Tar can be easily identified in the water zones using the resistivity response. In the oil zone, it is difficult to separate tar and hydrocarbons by using exclusively a resistivity log. NMR transverse T2 relaxation contains useful petrophysical and geological information. The T2 histogram is a function of both fluid properties and pore size distribution. Tar is almost solid and the hydrogen it contains relaxes very fast because of its strong binding forces. The shortened T2 in the presence of tar results in lower NMR porosity, compared to the conventional Density-Neutron porosity. The missing porosity from NMR along with other conventional logs and wireline formation tester can be reliably used in the evaluation of tar in the formation. The results can be quantified with confidence after calibrating with core results.

Two examples are presented from the carbonate formations of Abu Dhabi, in the Middle East, where tar evaluation was successfully performed using NMR, Density- Neutron and MDT data.

Introduction

Presence of tar in an oil reservoir due to its negative effect on flow performance in porous media may represent a significant problem for field management if not recognized and characterized properly. It is essential to know as early as possible volume and spatial distribution of tar to minimize field development risks, and optimize drain areas while guaranteeing effective pressure maintenance.

The giant Middle East field studied in this paper is an anticline structure consisting of three major reservoirs.

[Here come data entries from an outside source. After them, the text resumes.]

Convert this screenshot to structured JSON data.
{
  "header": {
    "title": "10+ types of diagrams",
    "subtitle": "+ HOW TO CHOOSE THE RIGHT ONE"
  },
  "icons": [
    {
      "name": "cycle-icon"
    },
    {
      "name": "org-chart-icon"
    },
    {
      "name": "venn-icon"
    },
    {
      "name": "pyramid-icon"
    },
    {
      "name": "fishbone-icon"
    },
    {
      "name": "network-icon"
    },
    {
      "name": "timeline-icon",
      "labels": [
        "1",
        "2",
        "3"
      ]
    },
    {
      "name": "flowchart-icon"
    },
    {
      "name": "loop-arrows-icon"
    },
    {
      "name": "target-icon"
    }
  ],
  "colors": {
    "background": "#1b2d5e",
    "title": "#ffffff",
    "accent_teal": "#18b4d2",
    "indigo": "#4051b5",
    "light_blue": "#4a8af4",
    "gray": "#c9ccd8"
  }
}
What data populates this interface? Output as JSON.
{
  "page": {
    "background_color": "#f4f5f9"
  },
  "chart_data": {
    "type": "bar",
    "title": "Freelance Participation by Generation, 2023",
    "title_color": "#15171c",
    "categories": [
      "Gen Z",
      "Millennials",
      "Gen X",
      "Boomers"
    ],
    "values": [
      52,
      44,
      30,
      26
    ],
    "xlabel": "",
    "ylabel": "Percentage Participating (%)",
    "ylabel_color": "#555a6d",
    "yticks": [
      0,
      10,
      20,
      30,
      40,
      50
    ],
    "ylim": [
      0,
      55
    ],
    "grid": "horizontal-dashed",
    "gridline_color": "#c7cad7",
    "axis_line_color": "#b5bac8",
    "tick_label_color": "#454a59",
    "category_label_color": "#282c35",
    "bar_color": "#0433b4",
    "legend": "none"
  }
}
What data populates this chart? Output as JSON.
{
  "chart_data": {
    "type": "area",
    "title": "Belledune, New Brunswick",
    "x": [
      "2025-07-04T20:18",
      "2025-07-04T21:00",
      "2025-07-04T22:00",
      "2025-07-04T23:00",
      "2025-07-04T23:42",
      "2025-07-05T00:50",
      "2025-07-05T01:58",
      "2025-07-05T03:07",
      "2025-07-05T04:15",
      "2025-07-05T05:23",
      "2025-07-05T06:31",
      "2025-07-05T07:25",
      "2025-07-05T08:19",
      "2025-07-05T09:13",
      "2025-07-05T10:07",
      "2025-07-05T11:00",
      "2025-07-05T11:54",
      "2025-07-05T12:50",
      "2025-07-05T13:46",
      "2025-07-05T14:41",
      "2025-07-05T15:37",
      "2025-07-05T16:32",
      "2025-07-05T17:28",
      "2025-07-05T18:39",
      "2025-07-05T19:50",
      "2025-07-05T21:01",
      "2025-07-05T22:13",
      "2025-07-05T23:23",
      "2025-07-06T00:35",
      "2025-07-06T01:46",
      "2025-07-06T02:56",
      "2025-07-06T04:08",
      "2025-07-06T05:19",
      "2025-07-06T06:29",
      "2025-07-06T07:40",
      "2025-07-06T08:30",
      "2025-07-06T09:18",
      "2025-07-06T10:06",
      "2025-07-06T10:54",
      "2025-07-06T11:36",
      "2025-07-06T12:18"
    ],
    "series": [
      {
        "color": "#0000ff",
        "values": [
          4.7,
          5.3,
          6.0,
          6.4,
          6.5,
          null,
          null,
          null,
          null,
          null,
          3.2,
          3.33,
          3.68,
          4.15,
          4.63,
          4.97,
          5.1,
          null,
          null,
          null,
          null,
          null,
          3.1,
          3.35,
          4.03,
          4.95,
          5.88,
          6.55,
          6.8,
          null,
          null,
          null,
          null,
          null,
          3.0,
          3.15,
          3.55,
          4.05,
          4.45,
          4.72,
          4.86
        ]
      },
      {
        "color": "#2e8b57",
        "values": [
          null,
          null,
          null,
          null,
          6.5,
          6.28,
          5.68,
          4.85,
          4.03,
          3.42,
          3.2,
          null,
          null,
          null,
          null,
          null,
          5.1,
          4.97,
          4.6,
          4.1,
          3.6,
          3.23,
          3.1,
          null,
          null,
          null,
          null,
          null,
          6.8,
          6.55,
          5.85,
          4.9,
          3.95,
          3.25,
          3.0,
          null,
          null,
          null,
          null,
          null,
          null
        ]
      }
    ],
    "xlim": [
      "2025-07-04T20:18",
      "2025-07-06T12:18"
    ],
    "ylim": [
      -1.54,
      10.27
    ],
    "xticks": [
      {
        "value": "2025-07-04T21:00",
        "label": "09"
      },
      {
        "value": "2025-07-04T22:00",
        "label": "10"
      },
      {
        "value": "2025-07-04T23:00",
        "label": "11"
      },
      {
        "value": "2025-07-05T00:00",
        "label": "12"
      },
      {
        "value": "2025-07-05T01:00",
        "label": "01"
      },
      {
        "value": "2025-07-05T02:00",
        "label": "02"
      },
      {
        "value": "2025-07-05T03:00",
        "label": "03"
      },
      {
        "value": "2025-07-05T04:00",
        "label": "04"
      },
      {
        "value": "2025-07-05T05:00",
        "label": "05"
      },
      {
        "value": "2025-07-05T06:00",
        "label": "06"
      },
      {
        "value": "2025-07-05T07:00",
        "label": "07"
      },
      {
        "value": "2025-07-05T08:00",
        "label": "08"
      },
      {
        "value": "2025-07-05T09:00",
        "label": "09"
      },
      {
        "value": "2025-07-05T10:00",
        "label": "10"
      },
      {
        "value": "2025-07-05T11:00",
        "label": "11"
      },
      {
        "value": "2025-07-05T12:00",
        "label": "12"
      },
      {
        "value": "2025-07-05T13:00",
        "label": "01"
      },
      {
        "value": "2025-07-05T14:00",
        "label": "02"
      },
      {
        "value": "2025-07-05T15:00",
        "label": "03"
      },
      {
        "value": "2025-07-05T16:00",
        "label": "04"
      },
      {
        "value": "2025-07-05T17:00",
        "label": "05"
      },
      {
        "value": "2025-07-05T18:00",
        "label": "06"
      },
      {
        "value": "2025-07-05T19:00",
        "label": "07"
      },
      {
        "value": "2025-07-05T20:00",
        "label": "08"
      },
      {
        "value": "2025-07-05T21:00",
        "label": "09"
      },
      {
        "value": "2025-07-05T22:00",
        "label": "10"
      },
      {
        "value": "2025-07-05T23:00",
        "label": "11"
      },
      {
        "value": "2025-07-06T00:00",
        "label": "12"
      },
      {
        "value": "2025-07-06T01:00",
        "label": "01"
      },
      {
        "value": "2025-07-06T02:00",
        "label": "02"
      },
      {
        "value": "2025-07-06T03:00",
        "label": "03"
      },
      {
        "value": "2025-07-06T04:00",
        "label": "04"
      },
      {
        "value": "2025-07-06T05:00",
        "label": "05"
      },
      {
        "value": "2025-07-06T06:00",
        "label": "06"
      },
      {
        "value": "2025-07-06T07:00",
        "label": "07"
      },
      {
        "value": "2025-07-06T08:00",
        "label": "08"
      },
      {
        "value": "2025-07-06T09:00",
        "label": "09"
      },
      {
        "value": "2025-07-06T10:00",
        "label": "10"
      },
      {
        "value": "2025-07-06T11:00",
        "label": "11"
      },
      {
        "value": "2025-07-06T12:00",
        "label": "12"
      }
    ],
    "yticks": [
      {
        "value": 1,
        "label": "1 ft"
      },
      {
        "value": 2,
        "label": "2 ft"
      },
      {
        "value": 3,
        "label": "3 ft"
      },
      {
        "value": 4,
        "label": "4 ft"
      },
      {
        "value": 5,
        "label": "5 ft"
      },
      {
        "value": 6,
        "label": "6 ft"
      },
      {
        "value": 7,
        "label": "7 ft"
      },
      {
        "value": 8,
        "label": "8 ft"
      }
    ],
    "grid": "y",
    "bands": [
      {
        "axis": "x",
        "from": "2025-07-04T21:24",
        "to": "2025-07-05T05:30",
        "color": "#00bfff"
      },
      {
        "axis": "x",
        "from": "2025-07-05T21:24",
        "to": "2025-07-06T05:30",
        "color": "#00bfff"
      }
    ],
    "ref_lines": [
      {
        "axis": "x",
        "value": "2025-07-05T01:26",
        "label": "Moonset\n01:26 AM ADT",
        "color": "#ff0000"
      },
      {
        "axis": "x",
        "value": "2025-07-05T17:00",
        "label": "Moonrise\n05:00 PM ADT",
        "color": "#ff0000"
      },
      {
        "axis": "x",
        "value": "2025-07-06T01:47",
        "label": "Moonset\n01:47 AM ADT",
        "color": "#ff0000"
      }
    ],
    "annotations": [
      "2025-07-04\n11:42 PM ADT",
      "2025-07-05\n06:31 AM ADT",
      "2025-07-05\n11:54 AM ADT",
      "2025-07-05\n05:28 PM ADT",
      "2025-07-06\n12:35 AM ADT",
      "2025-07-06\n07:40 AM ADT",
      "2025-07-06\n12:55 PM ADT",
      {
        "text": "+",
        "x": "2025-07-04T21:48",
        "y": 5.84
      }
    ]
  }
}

The reservoirs under investigation, respectively 40 &140 feet thick Lower Cretaceous carbonates, are the top and middle ones. Both reservoirs have been developed using five spot patterns with 1.4 km spacing between the injectors and producers. One of the key uncertainties in the Northern and Eastern part of the field is the area and vertical distribution of bitumen in the reservoirs. Development optimization studies for the Northern and Eastern flank areas recommended several producers and injectors in phases so as to enhance the production from the field. From reservoir development perspective, identification and distribution of bitumen therefore, becomes crucial in order to optimize the horizontal well locations and placement of laterals. In addition, it is very critical to understand the impact of bitumen on the effectiveness of peripheral injectors for reservoir management.

The bitumen is associated with the historical oil water contact (OWC) prior to tilting of the reservoir to the present day contacts. It is postulated that on tilting, a section of the reservoir was left with a residual hydrocarbon that degraded to bitumen.

The approximate tar area distribution derived from an earlier study is displayed in Fig-1. This will actually be the starting point for a new detailed analysis.

The paper discusses the historical approach for tar identification in this field and a quantitative methodology using the new technology NMR logs.